それが愛ならかまわない
単に顔のお陰ってばかりじゃない。こういう発言が許されるキャラクター作りを日頃から心掛けているだけなんですよ。
口には出さず心の中で答える。
仕事を円滑に進める為なら愛想を振りまく事を厭わないし、多少の媚だって売る。一部の人から反感を買っている事は知っているけれど、笑顔一つで契約が取れて納期が守れるなら安い物だ。少なくとも成績的な意味ではそれなりに優秀な社員だという自負がある。

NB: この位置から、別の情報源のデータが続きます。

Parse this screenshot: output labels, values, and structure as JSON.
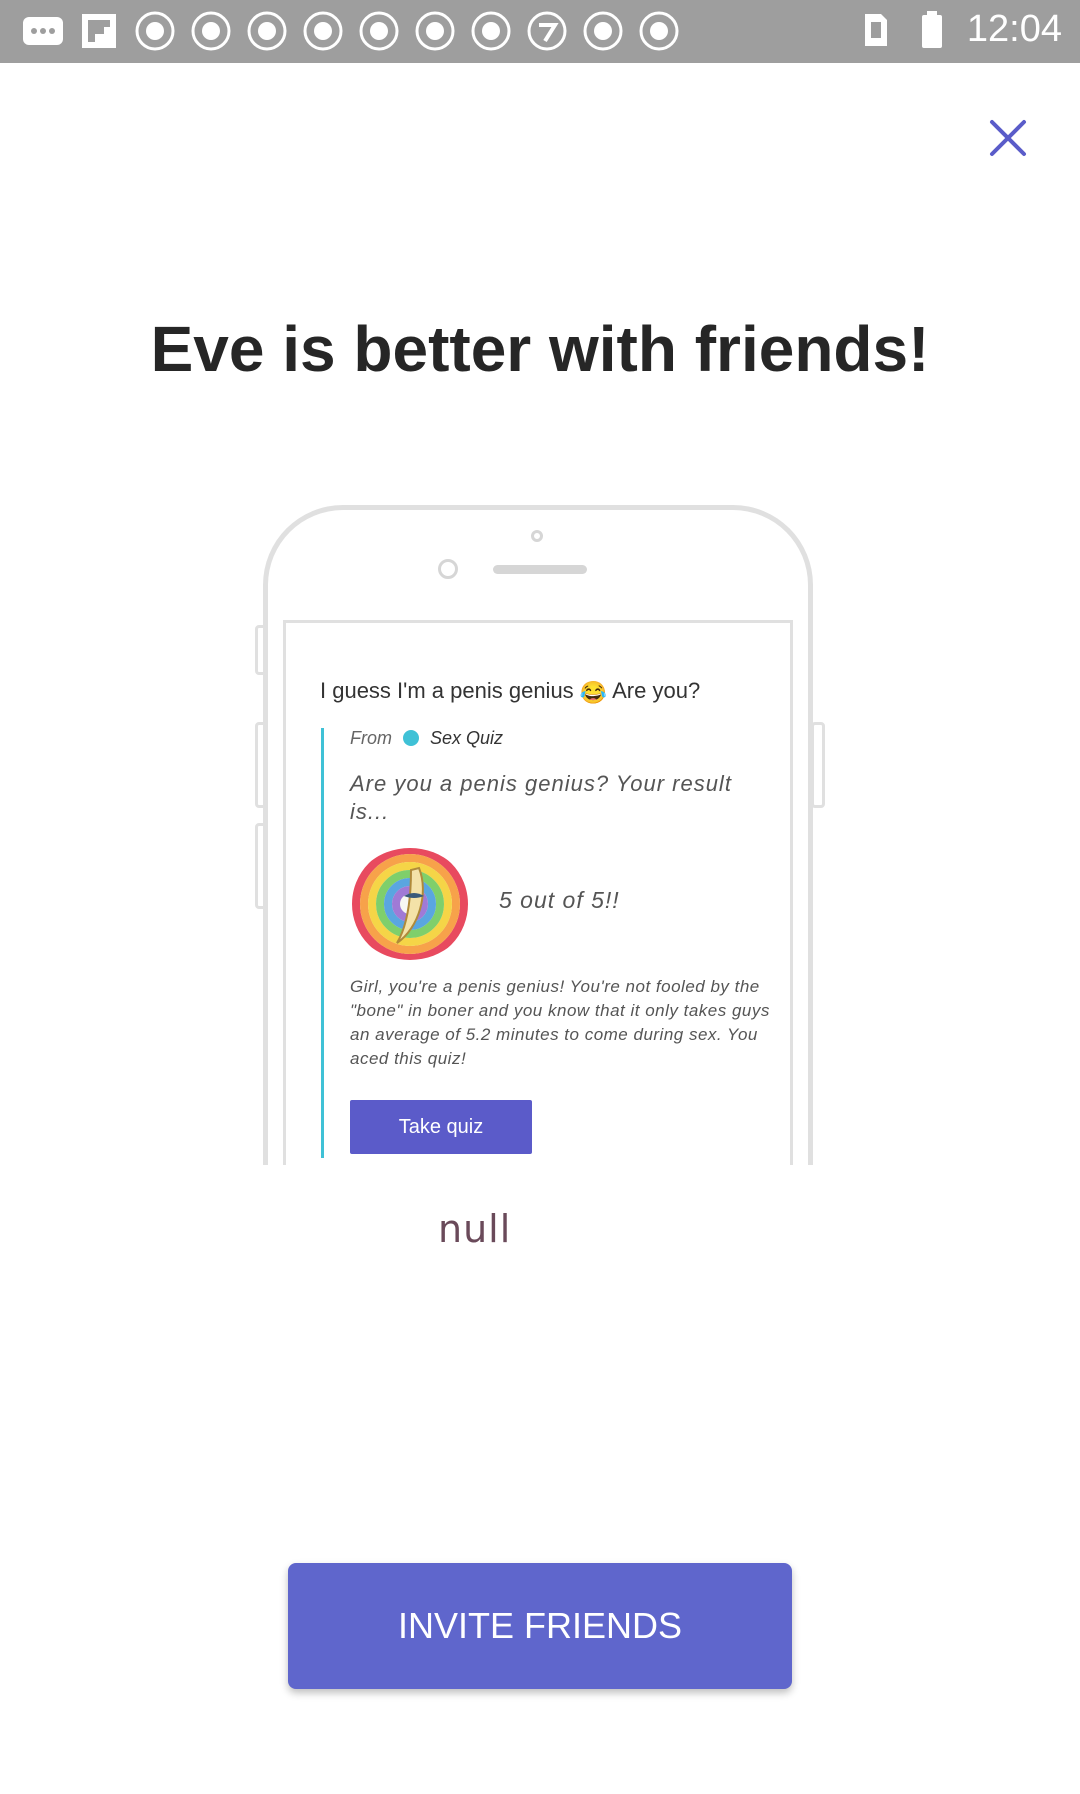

こういうポリシー故に人に敬遠される事は多々あるし、きっと椎名に指摘された友人の少なさの理由の一つにもなっているはずだ。自覚はある。実際社内に素の自分を見せて話の出来る人間はいない。ただそれを改める気も今の私にはなかった。
「まあしゃーないな、男は美人に弱いもんだ」
突然割り込んできた声に振り返ると、いつの間にか梅田事業部長がニヤニヤと笑いながら後ろに立っている。
「篠塚君にその目で頼まれたら断れないよなあ」
事業部長の両手が私の肩に乗って肩もみのポーズを作る。至近距離から整髪料の匂いは漂ってくるし触られるのは正直不快だったけれど、この相手だと振り払うわけにもいかない。
梅田部長はいつもセクハラスレスレの発言とスキンシップが多く、女子社員からの評判はすこぶる悪い。ギリギリの所で笑って流せるレベルなので咎めはしないけれど、扱いに困る人なのは確かだった。
目の前の立岡さんだって焦ったような顔をしているしこれがセクハラと言われかねない行為なのは分かっているはずだ。でもこの人が相手ではきっと何も言えない。